8:09:29 12986 [Note] WSREP: Member 2.2 (server-DB4) requested state transfer from ‘any’. Selected 1.2 (server-DB2)(SYNCED) as donor.
8:09:29 12986 [Note] WSREP: Shifting PRIMARY → JOINER (TO: 6087090)
8:09:29 12986 [Note] WSREP: Requesting state transfer: success, donor: 1
8:09:31 12986 [Note] WSREP: (d5b3a4dc, ‘tcp://0.0.0.0:4567’) turning message relay requesting off
8:16:11 12986 [Warning] WSREP: 1.2 (server-DB3): State transfer to 2.2 (server-DB4) failed: -255 (Unknown error 255)
8:16:11 12986 [ERROR] WSREP: gcs/src/gcs_group.cpp:int gcs_group_handle_join_msg(gcs_group_t*, const gcs_recv_msg_t*)():731: Will never receive state. Need to abort.
8:16:11 12986 [Note] WSREP: gcomm: terminating thread
8:16:11 12986 [Note] WSREP: gcomm: joining thread
8:16:11 12986 [Note] WSREP: gcomm: closing backend
8:16:11 12986 [Note] WSREP: view(view_id(NON_PRIM,12f32c3b,104) memb {
d5b3a4dc,2
} joined {
} left {
} partitioned {
12f32c3b,1
cf874de5,2
})
8:16:11 12986 [Note] WSREP: view((empty))
8:16:11 12986 [Note] WSREP: gcomm: closed
8:16:11 12986 [Note] WSREP: /usr/sbin/mysqld: Terminated.
1505068:16:11 mysqld_safe mysqld from pid file /var/run/mysqld/mysqld.pid ended
WSREP_SST: [INFO] Joiner cleanup. (201505068:16:12.797)
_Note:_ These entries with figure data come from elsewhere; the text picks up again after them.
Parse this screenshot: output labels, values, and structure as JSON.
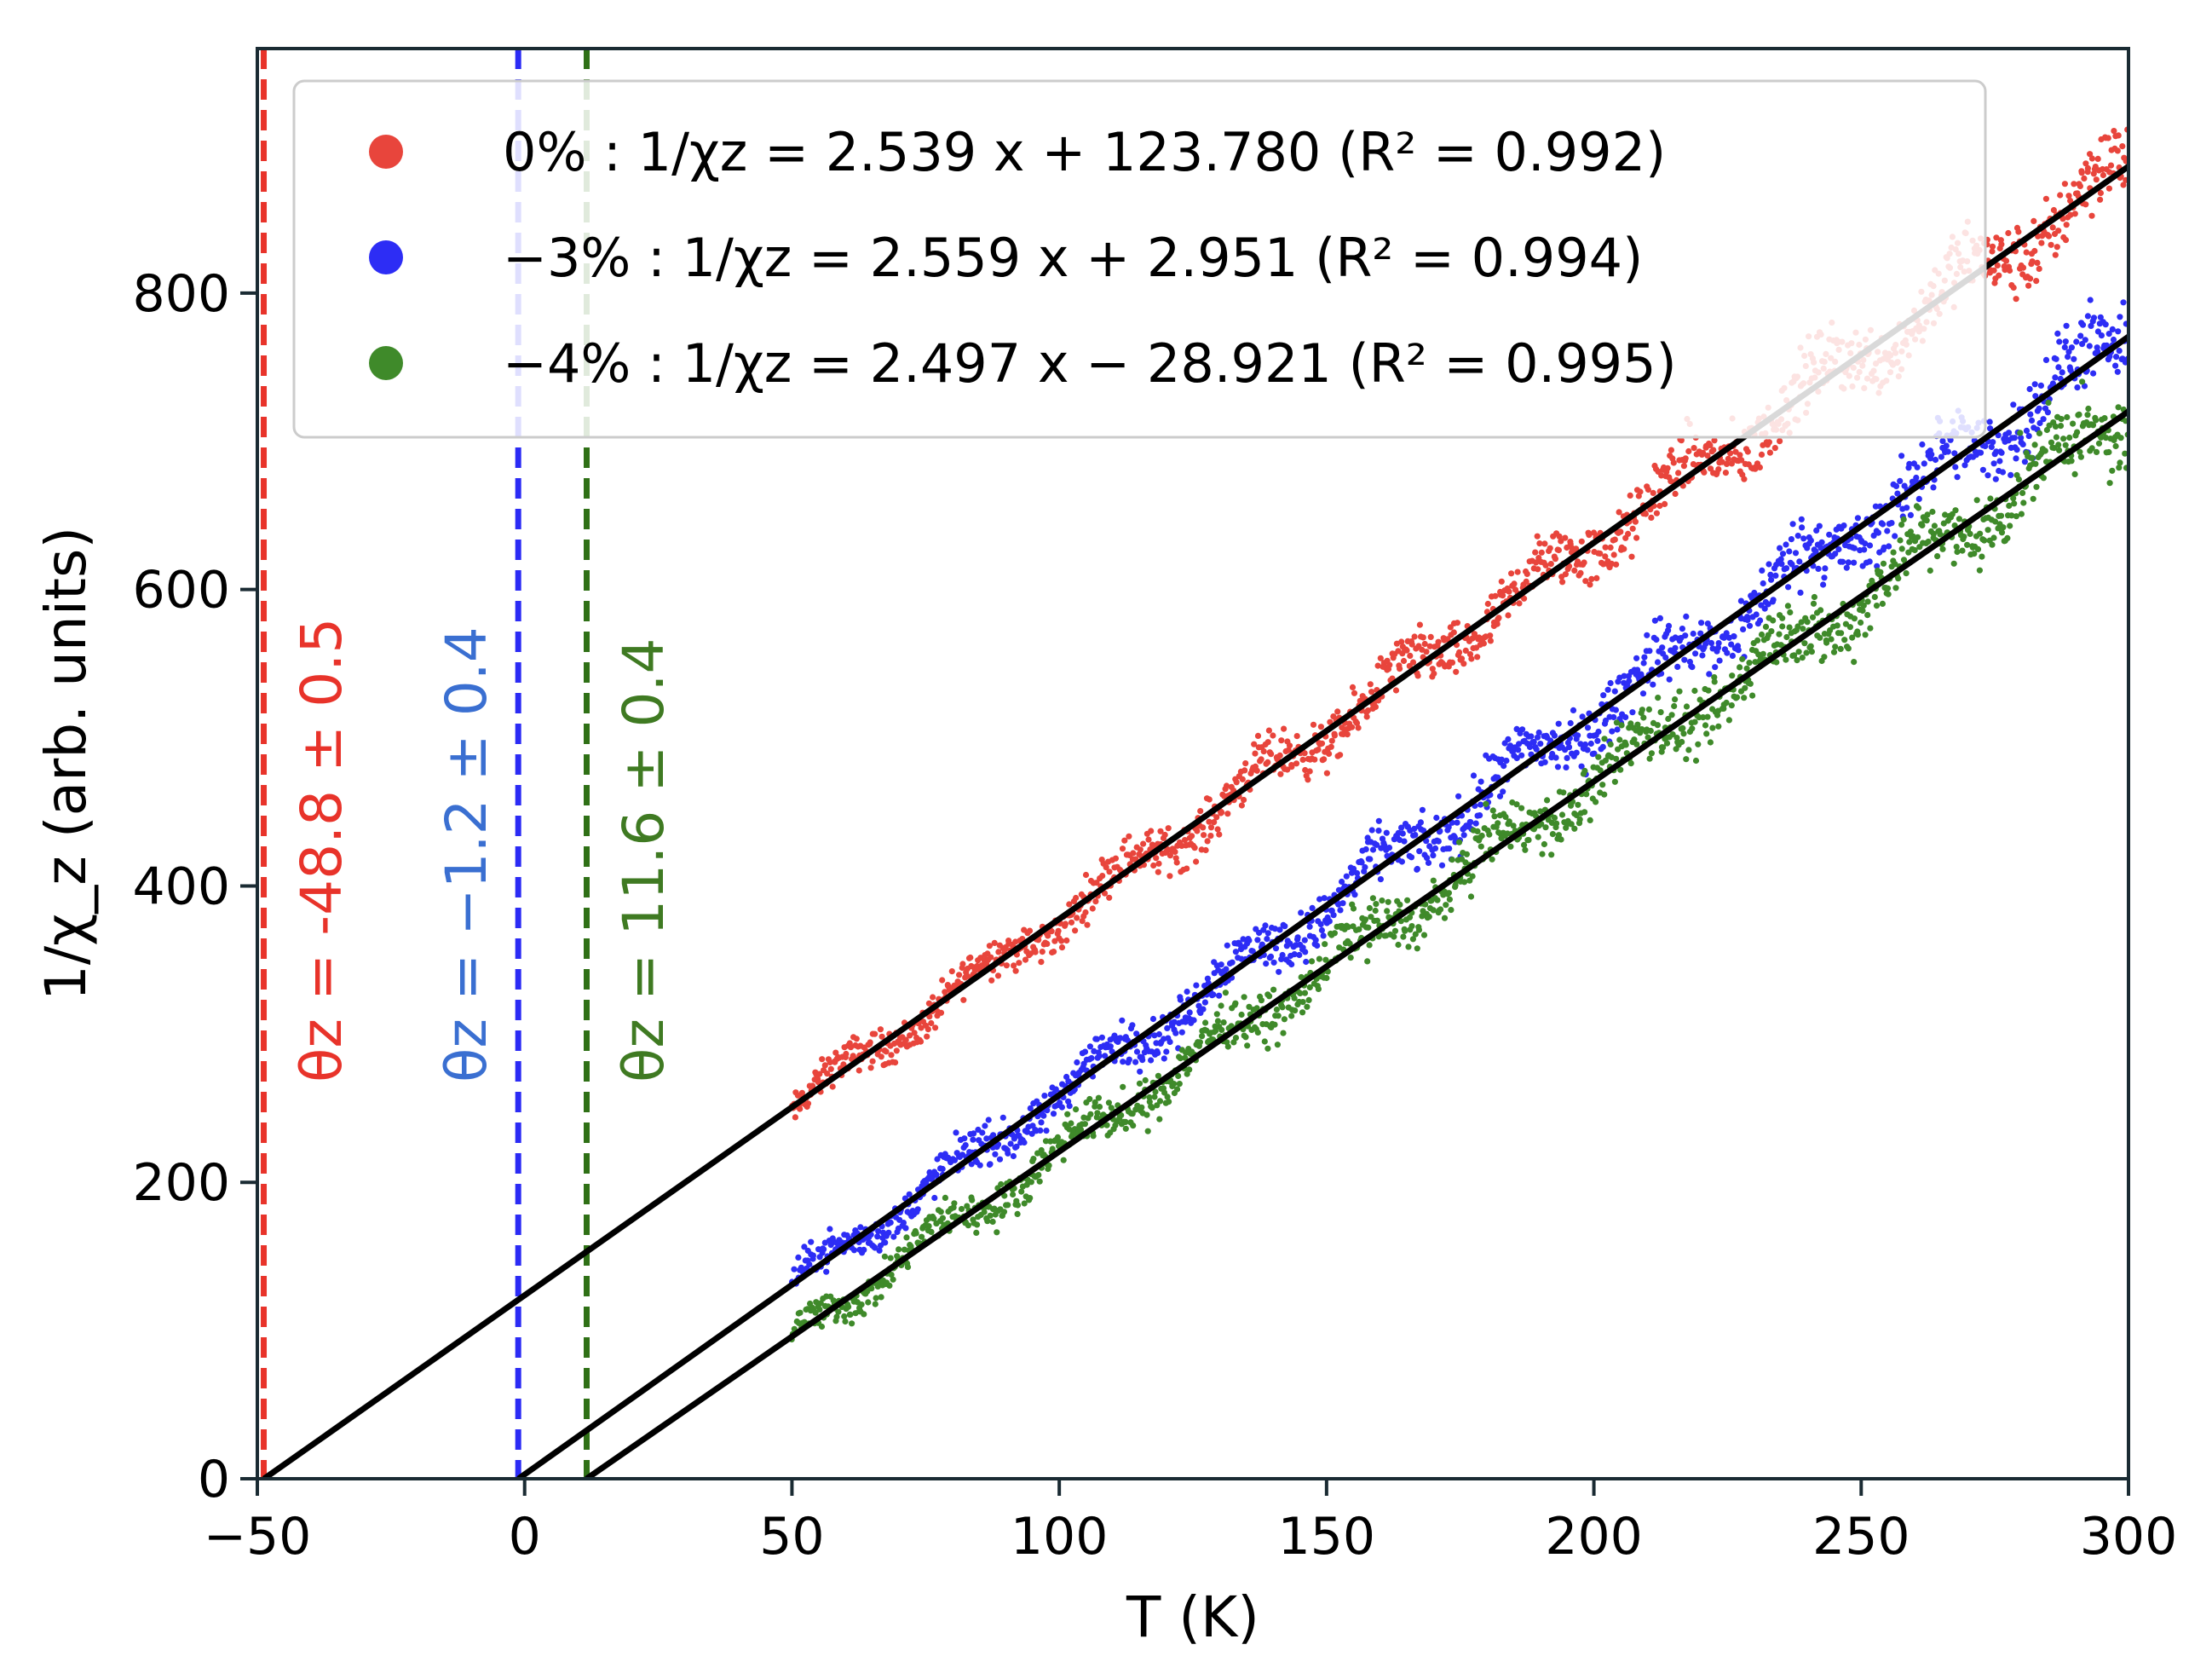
{
  "chart_data": {
    "type": "scatter",
    "xlabel": "T (K)",
    "ylabel": "1/χ_z (arb. units)",
    "xlim": [
      -50,
      300
    ],
    "ylim": [
      0,
      965
    ],
    "xticks": [
      -50,
      0,
      50,
      100,
      150,
      200,
      250,
      300
    ],
    "yticks": [
      0,
      200,
      400,
      600,
      800
    ],
    "xtick_labels": [
      "−50",
      "0",
      "50",
      "100",
      "150",
      "200",
      "250",
      "300"
    ],
    "ytick_labels": [
      "0",
      "200",
      "400",
      "600",
      "800"
    ],
    "grid": false,
    "legend_position": "top-right",
    "data_range_x": [
      50,
      300
    ],
    "series": [
      {
        "name": "0%",
        "legend_label": "0% : 1/χz = 2.539 x + 123.780 (R² = 0.992)",
        "color": "#e8453c",
        "slope": 2.539,
        "intercept": 123.78,
        "r2": 0.992,
        "theta_label": "θz = -48.8 ± 0.5",
        "theta": -48.8,
        "theta_color": "#e8332a",
        "line_color": "#e8332a"
      },
      {
        "name": "−3%",
        "legend_label": "−3% : 1/χz = 2.559 x + 2.951 (R² = 0.994)",
        "color": "#2d2df5",
        "slope": 2.559,
        "intercept": 2.951,
        "r2": 0.994,
        "theta_label": "θz = −1.2 ± 0.4",
        "theta": -1.2,
        "theta_color": "#3a6fd1",
        "line_color": "#2b2bf5"
      },
      {
        "name": "−4%",
        "legend_label": "−4% : 1/χz = 2.497 x − 28.921 (R² = 0.995)",
        "color": "#3f8a2a",
        "slope": 2.497,
        "intercept": -28.921,
        "r2": 0.995,
        "theta_label": "θz = 11.6 ± 0.4",
        "theta": 11.6,
        "theta_color": "#3f7a22",
        "line_color": "#2f7016"
      }
    ]
  }
}
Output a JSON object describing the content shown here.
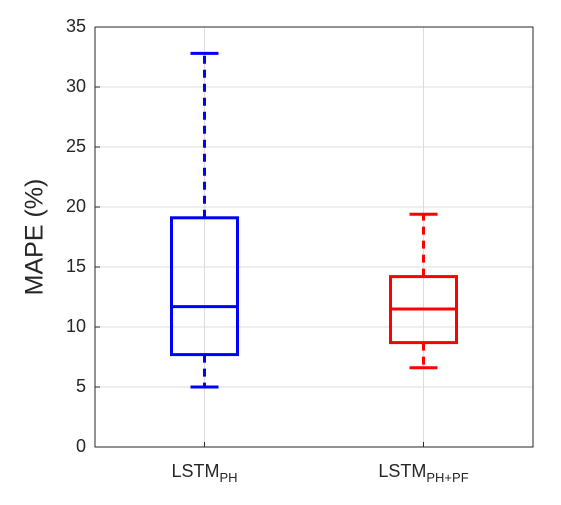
{
  "chart_data": {
    "type": "box",
    "y_label": "MAPE (%)",
    "categories": [
      "LSTM",
      "LSTM"
    ],
    "category_subscripts": [
      "PH",
      "PH+PF"
    ],
    "boxes": [
      {
        "min": 5.0,
        "q1": 7.7,
        "median": 11.7,
        "q3": 19.1,
        "max": 32.8,
        "color": "#0000ff"
      },
      {
        "min": 6.6,
        "q1": 8.7,
        "median": 11.5,
        "q3": 14.2,
        "max": 19.4,
        "color": "#ff0000"
      }
    ],
    "ylim": [
      0,
      35
    ],
    "yticks": [
      0,
      5,
      10,
      15,
      20,
      25,
      30,
      35
    ],
    "grid": true
  }
}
WSREP_SST: [INFO] Joiner cleanup done. (201505068:16:13.329)
my.cnf configuration
[mysqld]
datadir=/var/lib/mysql
socket=/var/lib/mysql/mysql.sock
user=mysql
binlog_format=ROW
bind-address=0.0.0.0
default-storage-engine=innodb
sysdate-is-now=1
expire-logs-days=14
innodb-flush-method=O_DIRECT
innodb-log-files-in-group =2
innodb-log-file-size=256M
innodb_log_buffer_size=96M
innodb-file-per-table=1
innodb-buffer-pool-size=6G
innodb_autoinc_lock_mode=2
innodb_flush_log_at_trx_commit=0
innodb_read_io_threads=4
innodb_write_io_threads=4
innodb_io_capacity=200
innodb_doublewrite=1
innodb_sched_priority_cleaner=5
innodb_sched_prio=39
max_sp_recursion_depth=255
group_concat_max_len=4294967295
lower_case_table_names=1
max_allowed_packet=1073741824
server_id=4
tmp-table-size=32M
max-heap-table-size=32M
query-cache-type=0
query-cache-size=0
max-connections =500
thread-cache-size=50
open-files-limit=65535
table-definition-cache=4096
table-open-cache=2048
wsrep_provider=/usr/lib64/galera3/libgalera_smm.so
wsrep_provider_options=“evs.version=1; gmcast.segment=2; gcache.size=5G; gcache.page_size=1G; evs.join_retrans_period=PT1S; evs.keepalive_period=PT2S; evs.inactive_check_period=PT10S; evs.suspect_timeout=PT30S; evs.inactive_timeout=PT1M; evs.install_timeout=PT1M; evs.send_window=1024; evs.user_send_window=512;”
wsrep_cluster_name=“Galera_Cluster”
wsrep_cluster_address=“gcomm://192.168.10.23,192.168.10.22,192.168.10.21,192.168.12.10”
wsrep_sst_method=rsync_wan
wsrep_node_name=servers-DB4
wsrep_node_address=192.168.10.24
wsrep_sst_auth=x:y
wsrep_slave_threads=8
wsrep_retry_autocommit=5
wsrep_max_ws_rows=131072
wsrep_max_ws_size=1073741824
wsrep_causal_reads=0
wsrep_certify_nonPK=1
please can you advise if this is caused by my config or if there is a bug I need to report.